Fue Aznar y no Rajoy quien permitió que las comunidades autónomas, con el pacto del Majestic sellado con Pujol como trasfondo, pasar del 0% al 35% en la recaudación del IVA. También fue su Gobierno el que propició que el IRPF transferido a las comunidades autónomas ascendiera del 15% al 33%. Es indudable que tales dineros no se han empleado para fortalecer el patriotismo entre los avecindados en Cataluña. Al margen de estas cesiones económicas, fue Aznar quien frenó al Tribunal Constitucional y al Defensor del Pueblo cuando se pusieron en marcha las sanciones lingüísticas que prácticamente han erradicado el español de la cartelería comercial catalana. Si el asunto de los rótulos es importante, qué decir de su inacción a la hora de garantizar contenidos educativos comunes y enseñanza en español en toda la Nación.
Fue también nuestro hombre quien limitó las competencias de la Guardia Civil en favor de unos Mozos de Escuadra que los más aguerridos independentistas ven como garantes de la culminación de la secesión. Difuminados los tricornios del paisaje catalán, Aznar tomó una decisión que encaja mal con la caricatura bélica de la que es objeto, pues no en vano fue él fue quien eliminó el servicio militar obligatorio, decisión pactada con la propia CiU, que de esta manera conseguía que los catalanes no engrosaran las filas de un ejército cuya misión es «garantizar la soberanía e independencia de España, defender su integridad territorial y el ordenamiento constitucional».

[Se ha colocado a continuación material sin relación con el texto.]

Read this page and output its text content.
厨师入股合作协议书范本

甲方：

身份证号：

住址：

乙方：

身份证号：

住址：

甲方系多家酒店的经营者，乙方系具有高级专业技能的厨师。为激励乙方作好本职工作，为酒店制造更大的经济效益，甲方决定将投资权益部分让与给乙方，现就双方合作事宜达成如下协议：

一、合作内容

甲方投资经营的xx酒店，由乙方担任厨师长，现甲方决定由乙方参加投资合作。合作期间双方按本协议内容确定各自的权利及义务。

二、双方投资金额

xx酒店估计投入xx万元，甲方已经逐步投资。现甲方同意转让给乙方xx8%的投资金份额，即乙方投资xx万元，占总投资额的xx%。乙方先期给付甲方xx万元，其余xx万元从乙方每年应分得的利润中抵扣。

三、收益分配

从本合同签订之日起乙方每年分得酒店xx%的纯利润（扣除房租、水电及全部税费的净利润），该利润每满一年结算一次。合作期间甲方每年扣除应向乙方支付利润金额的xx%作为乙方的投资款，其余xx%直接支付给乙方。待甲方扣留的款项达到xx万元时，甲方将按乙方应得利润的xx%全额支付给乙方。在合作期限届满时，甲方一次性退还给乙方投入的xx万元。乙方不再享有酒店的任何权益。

Ante tales datos, difícilmente puede definirse a Aznar como enemigo implacable de Cataluña. Antes al contrario, y al igual que sucede con Felipe V, el expresidente favoreció enormemente los intereses de determinados colectivos radicados en esa región. Pese a ello, don José María debe cargar con la losa del anticatalanismo, un peso acaso liviano en comparación con el que supone la íntima certeza de saberse parte del principal problema nacional.